The ATO advises that at the end of June 2013, the Government passed legislation enacting the "Sustaining the Superannuation Contribution Concession" measure.
The legislation is contained in Tax and Superannuation Laws Amendment (Increased Concessional Contributions Cap and Other Measures) Act 2013 and Superannuation (Sustaining the Superannuation Contribution Concession) Imposition Act 2013.

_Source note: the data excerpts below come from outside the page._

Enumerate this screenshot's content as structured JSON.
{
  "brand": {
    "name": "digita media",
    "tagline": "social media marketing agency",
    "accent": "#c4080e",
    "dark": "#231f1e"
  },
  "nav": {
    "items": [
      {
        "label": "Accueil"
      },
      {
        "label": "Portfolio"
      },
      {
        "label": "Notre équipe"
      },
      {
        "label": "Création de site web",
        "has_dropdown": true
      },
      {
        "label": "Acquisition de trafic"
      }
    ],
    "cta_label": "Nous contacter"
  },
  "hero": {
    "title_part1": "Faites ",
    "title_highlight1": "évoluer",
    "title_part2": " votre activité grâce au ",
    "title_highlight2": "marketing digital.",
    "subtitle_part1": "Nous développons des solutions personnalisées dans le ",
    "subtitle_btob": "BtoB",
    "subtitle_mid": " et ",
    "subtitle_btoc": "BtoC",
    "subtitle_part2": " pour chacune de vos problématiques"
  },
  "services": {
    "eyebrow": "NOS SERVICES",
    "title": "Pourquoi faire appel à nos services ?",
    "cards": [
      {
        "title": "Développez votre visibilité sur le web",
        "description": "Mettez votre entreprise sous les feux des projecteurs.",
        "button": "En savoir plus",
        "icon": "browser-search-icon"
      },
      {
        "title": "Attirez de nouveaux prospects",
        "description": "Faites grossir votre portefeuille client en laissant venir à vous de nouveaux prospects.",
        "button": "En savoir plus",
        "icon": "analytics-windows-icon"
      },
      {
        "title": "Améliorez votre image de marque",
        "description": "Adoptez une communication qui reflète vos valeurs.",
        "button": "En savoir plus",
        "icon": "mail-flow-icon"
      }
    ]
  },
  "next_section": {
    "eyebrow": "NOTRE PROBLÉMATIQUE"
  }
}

The measure was originally announced in the 2012 federal Budget as a reduction of the higher tax concession for contributions of very high income earners. The very high income earner threshold is set at $300,000 (calculated by reference to income for surcharge purposes, disregarding reportable superannuation contributions, and concessionally taxed contributions, less excess concessional contributions).
The law now includes Division 293 in ITAA 1997. In this Division, the tax applied is referenced as "Division 293 tax".
Division 293 tax will be charged at 15% of an individual’s taxable concessional contributions above the $300,000 threshold (which are capped for 2012–13 at $25,000). For individuals who are members of a defined benefit fund, Division 293 tax may be calculated on notional contributions, which are not capped.
The ATO also advises that tax agents may start receiving correspondence for clients with high incomes referencing Division 293 tax from February 2014.